Neuman also appeared as himself in a political cartoon after Newsweek had been criticized for using computer graphics to retouch the teeth of Bobbi McCaughey. The cartoon was rendered as a split-screen comparison, in which Neuman was featured on the cover of Mad with his usual gap-toothed grin, then featured on the cover of Newsweek, but with a perfect smile.

During an interview on May 10, 2019, President Donald Trump said "Alfred E. Neuman cannot become president of the United States", in reference to presidential candidate Pete Buttigieg. After Buttigieg said he did not know who Neuman was, Mad subsequently referenced Pete Buttigieg on social media.

Neuman's features have also been compared to others in the public eye, including Charles III, Rick Astley, Ted Koppel, Oliver North, and David Letterman.
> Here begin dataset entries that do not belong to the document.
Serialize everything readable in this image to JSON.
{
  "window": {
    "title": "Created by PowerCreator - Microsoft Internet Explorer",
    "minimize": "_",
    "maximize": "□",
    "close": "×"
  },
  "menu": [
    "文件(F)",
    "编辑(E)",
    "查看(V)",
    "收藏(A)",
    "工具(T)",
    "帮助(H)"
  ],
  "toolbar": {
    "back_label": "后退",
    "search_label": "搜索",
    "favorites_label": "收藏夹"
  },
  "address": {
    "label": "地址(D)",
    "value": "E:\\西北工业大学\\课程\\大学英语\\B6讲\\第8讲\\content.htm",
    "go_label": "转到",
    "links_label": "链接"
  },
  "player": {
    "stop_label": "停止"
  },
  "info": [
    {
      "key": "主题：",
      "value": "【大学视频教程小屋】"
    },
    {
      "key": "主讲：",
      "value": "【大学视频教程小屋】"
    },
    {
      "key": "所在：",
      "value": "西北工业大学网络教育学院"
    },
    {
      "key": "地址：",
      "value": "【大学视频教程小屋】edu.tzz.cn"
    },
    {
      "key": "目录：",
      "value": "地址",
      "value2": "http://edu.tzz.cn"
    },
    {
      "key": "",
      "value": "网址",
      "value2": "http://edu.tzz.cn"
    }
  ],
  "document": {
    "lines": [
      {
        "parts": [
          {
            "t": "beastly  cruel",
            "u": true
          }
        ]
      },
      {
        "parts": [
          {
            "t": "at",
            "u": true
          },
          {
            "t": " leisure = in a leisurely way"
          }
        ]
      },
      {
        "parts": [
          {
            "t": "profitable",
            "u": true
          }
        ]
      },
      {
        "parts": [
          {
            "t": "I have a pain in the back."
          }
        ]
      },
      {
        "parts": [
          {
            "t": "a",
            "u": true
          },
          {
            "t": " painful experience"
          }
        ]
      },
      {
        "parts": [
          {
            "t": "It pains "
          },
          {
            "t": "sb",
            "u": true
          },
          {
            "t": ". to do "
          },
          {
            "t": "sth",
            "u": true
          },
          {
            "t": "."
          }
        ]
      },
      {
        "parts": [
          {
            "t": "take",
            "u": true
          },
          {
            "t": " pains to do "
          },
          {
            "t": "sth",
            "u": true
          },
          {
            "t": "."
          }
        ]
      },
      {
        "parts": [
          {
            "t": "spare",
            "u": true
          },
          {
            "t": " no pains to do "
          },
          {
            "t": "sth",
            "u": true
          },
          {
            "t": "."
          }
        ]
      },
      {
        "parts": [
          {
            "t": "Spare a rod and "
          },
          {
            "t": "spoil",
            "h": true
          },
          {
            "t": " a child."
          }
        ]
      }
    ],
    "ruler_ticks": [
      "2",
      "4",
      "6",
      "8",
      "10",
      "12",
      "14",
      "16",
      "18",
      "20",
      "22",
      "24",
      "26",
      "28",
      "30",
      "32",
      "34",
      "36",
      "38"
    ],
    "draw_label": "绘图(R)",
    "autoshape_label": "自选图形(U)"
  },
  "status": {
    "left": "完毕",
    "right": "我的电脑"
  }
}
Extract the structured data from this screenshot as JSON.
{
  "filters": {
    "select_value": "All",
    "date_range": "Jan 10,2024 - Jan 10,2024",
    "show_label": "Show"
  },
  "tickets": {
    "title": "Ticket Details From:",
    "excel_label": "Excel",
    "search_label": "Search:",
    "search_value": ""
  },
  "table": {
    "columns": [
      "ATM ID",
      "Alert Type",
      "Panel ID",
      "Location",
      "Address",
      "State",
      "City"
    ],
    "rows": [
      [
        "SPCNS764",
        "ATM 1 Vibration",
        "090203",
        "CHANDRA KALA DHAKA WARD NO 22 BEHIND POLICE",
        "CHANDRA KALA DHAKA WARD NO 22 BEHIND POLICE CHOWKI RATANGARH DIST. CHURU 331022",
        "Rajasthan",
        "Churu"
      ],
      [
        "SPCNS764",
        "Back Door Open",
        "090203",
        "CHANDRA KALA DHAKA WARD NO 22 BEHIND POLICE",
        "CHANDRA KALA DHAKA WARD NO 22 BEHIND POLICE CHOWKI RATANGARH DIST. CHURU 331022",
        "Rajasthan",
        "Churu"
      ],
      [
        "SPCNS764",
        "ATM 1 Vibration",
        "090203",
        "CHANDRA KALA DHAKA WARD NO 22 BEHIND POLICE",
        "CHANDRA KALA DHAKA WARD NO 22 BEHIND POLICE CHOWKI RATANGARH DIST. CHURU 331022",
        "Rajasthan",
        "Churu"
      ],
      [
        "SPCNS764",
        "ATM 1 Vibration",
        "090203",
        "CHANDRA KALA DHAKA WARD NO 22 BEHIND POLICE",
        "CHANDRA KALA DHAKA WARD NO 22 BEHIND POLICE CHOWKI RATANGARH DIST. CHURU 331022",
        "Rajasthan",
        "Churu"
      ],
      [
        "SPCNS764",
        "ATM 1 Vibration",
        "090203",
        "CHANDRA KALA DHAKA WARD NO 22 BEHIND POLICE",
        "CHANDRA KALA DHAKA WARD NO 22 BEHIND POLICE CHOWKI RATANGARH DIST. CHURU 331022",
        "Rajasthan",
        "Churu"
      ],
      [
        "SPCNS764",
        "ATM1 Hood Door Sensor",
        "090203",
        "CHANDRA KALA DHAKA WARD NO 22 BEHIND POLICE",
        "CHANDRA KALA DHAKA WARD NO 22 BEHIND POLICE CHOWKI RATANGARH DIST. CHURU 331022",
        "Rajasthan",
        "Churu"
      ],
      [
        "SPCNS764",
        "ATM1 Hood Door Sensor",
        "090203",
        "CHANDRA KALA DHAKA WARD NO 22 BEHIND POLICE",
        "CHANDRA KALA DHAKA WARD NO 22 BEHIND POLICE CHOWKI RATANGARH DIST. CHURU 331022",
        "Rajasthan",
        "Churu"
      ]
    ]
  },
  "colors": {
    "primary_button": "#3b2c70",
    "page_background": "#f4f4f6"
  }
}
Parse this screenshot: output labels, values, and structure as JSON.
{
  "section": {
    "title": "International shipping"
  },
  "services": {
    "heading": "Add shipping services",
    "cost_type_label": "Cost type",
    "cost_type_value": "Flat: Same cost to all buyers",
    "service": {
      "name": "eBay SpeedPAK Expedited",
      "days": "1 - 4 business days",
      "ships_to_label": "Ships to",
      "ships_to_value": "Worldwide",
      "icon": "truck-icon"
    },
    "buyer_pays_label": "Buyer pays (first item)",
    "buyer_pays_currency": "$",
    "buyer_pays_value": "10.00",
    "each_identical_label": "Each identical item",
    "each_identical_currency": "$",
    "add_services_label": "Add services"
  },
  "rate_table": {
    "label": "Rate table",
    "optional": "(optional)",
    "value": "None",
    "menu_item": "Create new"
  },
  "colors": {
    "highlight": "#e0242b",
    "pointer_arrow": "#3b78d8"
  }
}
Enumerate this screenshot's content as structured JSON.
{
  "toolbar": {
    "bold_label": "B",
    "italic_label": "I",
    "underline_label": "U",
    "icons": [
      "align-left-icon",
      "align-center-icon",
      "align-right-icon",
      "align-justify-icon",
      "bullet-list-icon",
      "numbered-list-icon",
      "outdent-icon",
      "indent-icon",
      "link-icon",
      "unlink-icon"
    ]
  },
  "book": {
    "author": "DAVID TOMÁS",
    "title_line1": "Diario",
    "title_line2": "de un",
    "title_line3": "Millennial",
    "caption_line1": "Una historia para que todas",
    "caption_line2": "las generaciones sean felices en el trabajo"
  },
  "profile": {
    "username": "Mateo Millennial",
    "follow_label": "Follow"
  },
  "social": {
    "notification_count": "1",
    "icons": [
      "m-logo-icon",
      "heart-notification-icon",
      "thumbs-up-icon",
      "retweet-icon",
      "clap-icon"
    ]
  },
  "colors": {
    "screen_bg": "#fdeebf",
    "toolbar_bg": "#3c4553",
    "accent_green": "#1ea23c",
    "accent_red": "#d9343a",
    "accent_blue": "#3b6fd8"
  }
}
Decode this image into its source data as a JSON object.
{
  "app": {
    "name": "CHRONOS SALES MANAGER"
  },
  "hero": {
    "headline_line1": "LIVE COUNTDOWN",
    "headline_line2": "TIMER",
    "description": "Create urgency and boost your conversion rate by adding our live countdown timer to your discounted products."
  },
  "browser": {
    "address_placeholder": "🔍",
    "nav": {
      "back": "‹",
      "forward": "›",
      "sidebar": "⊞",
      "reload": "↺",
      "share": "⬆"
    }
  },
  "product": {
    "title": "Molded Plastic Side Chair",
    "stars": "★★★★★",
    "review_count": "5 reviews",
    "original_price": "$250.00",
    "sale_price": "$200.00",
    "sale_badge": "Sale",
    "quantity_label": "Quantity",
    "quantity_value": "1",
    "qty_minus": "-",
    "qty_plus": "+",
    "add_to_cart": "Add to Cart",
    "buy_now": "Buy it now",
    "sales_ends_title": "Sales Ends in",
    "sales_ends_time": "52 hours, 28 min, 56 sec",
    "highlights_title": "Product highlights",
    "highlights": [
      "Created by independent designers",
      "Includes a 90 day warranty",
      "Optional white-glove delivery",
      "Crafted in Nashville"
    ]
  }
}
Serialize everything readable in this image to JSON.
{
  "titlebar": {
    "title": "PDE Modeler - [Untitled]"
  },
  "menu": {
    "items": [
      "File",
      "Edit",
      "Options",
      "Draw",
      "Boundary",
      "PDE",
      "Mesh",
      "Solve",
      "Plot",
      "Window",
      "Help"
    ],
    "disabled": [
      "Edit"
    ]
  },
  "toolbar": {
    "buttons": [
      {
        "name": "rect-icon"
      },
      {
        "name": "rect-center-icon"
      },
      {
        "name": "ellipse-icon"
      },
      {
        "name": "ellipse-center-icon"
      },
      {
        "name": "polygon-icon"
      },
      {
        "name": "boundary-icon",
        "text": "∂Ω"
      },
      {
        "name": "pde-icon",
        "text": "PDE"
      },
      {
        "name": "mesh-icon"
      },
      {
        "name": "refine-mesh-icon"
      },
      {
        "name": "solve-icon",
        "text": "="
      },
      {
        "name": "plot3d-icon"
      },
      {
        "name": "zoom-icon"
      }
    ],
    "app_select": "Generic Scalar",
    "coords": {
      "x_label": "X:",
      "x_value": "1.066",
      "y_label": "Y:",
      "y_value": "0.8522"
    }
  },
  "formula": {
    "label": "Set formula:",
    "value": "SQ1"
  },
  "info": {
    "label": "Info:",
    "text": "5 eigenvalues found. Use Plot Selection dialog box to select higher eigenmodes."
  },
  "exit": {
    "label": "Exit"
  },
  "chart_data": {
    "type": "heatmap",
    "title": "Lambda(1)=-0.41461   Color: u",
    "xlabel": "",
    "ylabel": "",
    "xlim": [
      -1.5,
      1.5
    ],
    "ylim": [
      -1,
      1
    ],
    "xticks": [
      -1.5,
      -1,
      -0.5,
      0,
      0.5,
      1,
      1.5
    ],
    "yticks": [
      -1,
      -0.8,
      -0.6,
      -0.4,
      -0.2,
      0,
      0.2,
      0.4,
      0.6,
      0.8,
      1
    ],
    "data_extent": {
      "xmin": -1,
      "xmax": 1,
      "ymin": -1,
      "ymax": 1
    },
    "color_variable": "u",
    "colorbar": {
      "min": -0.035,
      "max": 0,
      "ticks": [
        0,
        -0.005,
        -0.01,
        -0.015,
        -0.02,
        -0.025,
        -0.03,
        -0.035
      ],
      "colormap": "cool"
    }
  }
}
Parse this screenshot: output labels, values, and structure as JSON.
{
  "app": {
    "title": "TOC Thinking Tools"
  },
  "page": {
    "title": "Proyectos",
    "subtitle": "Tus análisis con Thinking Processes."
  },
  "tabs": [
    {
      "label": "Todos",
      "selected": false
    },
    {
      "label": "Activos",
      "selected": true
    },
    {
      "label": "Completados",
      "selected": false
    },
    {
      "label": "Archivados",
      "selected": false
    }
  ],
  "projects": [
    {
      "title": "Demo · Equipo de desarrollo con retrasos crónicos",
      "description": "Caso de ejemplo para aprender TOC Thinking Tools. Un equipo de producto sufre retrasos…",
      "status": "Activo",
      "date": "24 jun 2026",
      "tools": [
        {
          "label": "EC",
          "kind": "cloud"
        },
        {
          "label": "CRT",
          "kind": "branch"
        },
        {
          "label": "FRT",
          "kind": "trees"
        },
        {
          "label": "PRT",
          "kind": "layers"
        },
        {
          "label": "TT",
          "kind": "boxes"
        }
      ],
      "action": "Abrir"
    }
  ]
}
German weekly Der Spiegel merged Neuman's likeness with that of then-candidate for British Conservative Party leadership Boris Johnson for their July 20, 2019, issue.

After Ken Paxton won the Republican Nomination for Texas in the 2026 United States Senate Election in Texas, President Donald Trump repeatedly compared Democratic nominee James Talarico to Neuman.

===Moxie Cowznofsky===
A female version of Neuman, named "Moxie Cowznofsky", appeared briefly during the late 1950s, occasionally described in editorial text as Neuman's "girlfriend". She first appeared in Mad #44 (January 1959), and was named "Moxie Cowznofsky" in the letters column of issue #48 (July 1959). Neuman and Moxie were sometimes depicted side-by-side, defeating any speculation that Moxie was possibly Neuman in female guise. Her name was inspired by Moxie, a soft drink manufactured in Portland, Maine, which was sold nationwide in the 1950s and whose logo appeared as a running visual gag in many early issues of Mad.